When I was on the high school debate team, about 15 years ago, using the Internet was considered strange, if not cheating. We used photocopy machines, print magazines and academic journals almost exclusively. That time in the world's history is now gone forever.
When Sarah Palin and Joe Biden debated in front of one of the largest TV audiences in US election history last week, the two candidates might not have been Googling for facts during the debate, but millions of people watching the debate were. Today Google released some information about what kinds of things viewers were searching for as that debate unfolded, minute by minute. It is amazing both that viewers were able to do such a thing, in real time, and that we're able to watch what people are searching for. The internet in general, and Google in particular, has substantially augmented this important part of public life.

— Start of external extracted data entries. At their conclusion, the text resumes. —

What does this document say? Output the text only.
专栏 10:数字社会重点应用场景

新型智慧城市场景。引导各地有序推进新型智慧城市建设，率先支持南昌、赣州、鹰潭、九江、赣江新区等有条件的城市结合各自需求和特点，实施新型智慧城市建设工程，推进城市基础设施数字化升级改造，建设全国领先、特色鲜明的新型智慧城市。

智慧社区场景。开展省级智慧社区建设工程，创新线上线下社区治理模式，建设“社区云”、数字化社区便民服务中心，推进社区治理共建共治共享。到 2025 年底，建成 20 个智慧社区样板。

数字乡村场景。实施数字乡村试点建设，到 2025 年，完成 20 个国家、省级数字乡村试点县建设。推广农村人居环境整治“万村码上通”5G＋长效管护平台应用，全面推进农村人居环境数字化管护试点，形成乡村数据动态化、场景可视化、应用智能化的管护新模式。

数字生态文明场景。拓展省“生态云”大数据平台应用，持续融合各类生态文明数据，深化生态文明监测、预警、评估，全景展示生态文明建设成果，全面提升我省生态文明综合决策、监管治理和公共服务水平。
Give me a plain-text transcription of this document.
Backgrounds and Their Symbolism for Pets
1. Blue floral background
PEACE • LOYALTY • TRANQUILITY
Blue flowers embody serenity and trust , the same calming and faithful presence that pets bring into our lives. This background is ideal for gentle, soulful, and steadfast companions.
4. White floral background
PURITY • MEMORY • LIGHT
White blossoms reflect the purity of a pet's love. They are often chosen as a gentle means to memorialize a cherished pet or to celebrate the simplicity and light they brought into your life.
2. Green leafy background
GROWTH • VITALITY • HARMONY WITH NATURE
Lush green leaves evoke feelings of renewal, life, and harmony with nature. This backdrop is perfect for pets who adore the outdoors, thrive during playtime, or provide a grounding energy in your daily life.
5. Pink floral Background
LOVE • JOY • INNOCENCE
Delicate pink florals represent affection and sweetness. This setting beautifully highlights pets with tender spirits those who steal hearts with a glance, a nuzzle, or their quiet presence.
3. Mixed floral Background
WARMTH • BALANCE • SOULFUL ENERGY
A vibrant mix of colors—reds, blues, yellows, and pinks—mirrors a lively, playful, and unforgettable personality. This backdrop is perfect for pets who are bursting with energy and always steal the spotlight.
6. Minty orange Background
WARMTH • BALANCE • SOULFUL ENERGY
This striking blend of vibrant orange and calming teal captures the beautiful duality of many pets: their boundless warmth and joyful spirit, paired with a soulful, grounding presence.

The collective search history provides an interesting look at the world's reaction to what the candidates are saying. Google points out, for example, that one of the hottest searches of the night was "define:maverick." I wouldn't mind learning more about the word maverick myself but I'm struck by the evidence that so many people know the search protocol define: and are comfortable using it in a dynamic situation!
Other interesting, popular search queries mentioned in Google's blog post today included:
- meaning of theocracy
- windfall profits tax
- nucular vs nuclear, nuclear pronunciation, palin nucular, and even nukular
- "When Senator Biden offered a civics lesson ("Article I of the Constitution defines the role of the vice president of the United States, that's the Executive Branch") many people checked, and learned that Article I of the Constitution describes the legislative branch of the U.S. government. The executive branch is described in Article II. Others just searched directly for the role of vice president and vice president duties."
It's pretty incredible to know that these topics resonated enough with the public that they sought to learn more about them online. That people were even curious enough to ask is encouraging (at least for someone hoping the Democrats will win).
Another technology that changed the debate experience was Current's live video stream with a Twitter overlay, which we wrote about immediately after the first Presidential debate.
The candidates may not have used online search while they were debating, but we sure hope they will every day they are in office. It's changed fundamentally our relationship with politics and we hope that politicians can keep up. Maybe they can even take the lead.